Henri Geist, bilan scientifique 1994, DRAC pense que les niches étaient une manière d’individualiser les récoltes des paysans venus donner leur grain à moudre au moulin du seigneur.
Après avoir longé un grand champ du domaine de Saint-Jérôme, nous rejoignons Peypin d’Aigues.

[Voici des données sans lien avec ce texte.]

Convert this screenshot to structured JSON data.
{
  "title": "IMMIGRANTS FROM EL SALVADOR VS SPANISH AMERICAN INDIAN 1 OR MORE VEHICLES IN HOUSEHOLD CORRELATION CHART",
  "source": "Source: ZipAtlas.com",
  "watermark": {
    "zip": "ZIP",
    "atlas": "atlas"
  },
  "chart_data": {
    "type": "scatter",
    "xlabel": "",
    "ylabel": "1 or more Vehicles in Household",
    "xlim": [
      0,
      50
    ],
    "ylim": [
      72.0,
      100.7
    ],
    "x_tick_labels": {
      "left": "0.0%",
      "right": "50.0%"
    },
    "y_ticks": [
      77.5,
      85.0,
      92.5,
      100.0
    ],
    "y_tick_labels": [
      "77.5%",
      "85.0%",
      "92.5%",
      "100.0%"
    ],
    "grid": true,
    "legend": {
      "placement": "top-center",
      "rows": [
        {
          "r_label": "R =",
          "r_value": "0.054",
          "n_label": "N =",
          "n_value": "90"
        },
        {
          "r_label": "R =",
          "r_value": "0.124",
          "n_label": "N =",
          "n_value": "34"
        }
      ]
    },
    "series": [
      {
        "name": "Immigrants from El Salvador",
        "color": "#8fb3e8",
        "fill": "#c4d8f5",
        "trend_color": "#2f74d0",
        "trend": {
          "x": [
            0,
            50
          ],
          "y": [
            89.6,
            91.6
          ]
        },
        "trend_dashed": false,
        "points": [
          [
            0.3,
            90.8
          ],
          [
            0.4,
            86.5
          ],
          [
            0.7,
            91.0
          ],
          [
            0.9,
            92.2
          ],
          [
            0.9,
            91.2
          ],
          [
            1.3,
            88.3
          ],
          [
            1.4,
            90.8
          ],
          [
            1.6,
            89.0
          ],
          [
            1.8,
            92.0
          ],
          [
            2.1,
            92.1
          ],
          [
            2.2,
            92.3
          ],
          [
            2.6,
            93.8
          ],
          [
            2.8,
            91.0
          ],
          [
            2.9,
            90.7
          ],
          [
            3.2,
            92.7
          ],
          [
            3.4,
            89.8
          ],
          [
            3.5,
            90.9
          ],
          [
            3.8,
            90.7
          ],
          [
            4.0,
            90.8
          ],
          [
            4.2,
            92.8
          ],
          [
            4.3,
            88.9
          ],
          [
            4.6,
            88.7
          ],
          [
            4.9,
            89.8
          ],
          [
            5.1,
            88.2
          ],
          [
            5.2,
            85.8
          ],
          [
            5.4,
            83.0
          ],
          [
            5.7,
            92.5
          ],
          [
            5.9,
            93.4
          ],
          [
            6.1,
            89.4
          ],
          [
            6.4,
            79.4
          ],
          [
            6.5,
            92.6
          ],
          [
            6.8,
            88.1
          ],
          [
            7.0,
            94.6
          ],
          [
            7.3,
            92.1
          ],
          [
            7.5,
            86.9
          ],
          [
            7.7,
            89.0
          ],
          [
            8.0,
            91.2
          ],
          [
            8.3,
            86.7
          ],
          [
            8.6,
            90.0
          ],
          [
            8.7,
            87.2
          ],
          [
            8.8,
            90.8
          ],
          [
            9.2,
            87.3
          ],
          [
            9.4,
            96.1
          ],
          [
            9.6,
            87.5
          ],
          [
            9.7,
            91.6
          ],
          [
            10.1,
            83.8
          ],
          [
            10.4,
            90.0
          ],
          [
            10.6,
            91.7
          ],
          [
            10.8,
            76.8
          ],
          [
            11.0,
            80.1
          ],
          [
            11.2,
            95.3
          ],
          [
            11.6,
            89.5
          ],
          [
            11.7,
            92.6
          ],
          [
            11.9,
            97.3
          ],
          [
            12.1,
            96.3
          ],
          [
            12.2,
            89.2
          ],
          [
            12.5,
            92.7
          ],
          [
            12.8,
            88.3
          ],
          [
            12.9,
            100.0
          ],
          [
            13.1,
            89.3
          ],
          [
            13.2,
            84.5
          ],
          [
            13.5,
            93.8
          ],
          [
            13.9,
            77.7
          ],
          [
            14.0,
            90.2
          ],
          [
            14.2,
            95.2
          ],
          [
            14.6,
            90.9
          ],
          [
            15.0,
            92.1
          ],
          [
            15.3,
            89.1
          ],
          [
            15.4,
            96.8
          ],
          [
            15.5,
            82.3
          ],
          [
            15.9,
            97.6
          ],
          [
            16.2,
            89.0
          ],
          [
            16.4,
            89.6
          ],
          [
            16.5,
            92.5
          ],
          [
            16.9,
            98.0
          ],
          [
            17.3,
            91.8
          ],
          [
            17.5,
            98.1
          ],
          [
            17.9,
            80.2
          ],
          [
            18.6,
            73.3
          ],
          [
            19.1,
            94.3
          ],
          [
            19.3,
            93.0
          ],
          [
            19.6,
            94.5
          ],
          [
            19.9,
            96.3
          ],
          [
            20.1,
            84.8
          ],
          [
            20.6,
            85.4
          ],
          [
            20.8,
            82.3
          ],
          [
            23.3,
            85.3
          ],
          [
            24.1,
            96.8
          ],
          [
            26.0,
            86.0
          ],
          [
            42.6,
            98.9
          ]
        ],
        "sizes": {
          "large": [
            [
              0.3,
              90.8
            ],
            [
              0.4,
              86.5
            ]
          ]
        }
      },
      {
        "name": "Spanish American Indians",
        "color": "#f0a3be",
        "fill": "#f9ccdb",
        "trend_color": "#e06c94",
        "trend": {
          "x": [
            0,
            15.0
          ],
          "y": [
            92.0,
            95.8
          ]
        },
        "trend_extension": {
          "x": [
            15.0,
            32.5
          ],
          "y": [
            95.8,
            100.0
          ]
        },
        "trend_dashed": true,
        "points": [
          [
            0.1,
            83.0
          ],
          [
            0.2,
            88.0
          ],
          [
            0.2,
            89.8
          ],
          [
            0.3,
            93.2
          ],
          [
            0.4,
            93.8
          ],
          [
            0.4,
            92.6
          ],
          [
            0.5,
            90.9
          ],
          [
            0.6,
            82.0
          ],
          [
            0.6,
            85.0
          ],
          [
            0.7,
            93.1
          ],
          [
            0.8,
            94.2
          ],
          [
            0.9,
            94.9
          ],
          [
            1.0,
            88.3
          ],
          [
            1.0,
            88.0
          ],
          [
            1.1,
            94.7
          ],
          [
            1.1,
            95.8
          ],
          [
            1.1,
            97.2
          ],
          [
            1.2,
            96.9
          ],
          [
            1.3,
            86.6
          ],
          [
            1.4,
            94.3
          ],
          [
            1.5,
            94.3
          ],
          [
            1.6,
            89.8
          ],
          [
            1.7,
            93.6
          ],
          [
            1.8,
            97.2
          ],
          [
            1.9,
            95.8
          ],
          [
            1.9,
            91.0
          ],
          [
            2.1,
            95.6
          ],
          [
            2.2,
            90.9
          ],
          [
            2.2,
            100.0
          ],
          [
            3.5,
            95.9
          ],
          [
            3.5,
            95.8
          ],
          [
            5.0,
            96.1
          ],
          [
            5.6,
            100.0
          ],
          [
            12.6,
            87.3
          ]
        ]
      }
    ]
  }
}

Après le traditionnel thé chaud, nous décidons d’aller visiter la célèbre crèche de Grambois, qui immortalise les anciens du village représentés par l’artiste Pierre Graille. Elle n’était pas encore installée mais j’y suis retournée quelques jours plus tard. L’artiste y figure deux fois : à vous de le chercher parmi la multitude des villageois représentés, en vous aidant du classeur de photos posé à côté de la crèche.

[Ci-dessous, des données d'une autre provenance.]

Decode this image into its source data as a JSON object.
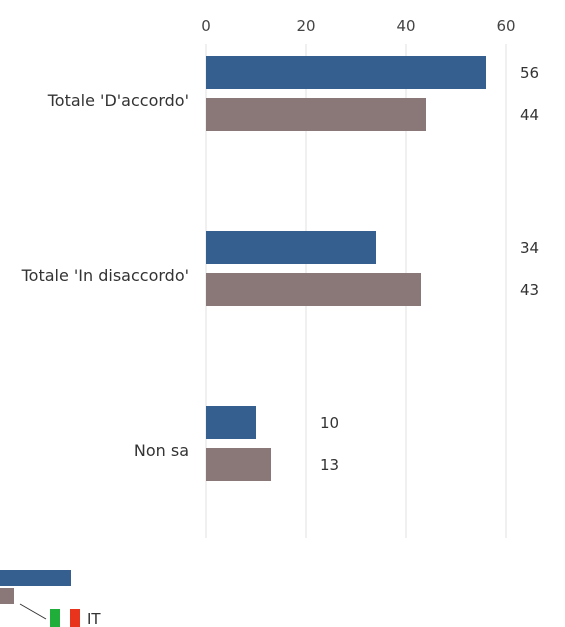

Pierre Graille (1915, 2014) a appris l’art de l’argile quand il était enfant grâce à l’abbé de ND Limite à Marseille en échange de servir la messe. Arrivé à Grambois en tant que retraité des postes – il était facteur receveur -, il est l’auteur de plusieurs sculptures dans l’église, et de la crèche représentant les habitants en costume traditionnel. En 1965, il reçoit la médaille d’or du meilleur ouvrier de France, remise par le général de Gaulle. Selon Antonini Luc, Ils font le pays d’Aigues, Septèmes-les-Vallons, 2015
Le chêne blanc remarquable, Quercus pubescens, malgré un dynamitage ancien, a toujours une circonférence de 6,80 m pour une hauteur de… 7 mètres ! Vous le trouverez en descendant vers la source Fontvérane et le lavoir en contre-bas. JD a réussi à le mettre en boite grâce à l’option panoramique de son téléphone !
Un parcours intéressant pour les familles un peu sportives ; pour la crèche, n’y allez pas trop tôt avant Noël.
Image de l’itinéraire 15km (trait rouge fin), 4h00 déplacement seul (6h10 au total), 452m dénivelée (+446, -446) avec hameau Fontjoyeuse. Le ravin des Hermitans que j’ai ajouté correspond au ravin de Bramadou de la carte IGN au dessus de la ferme des Hermitans.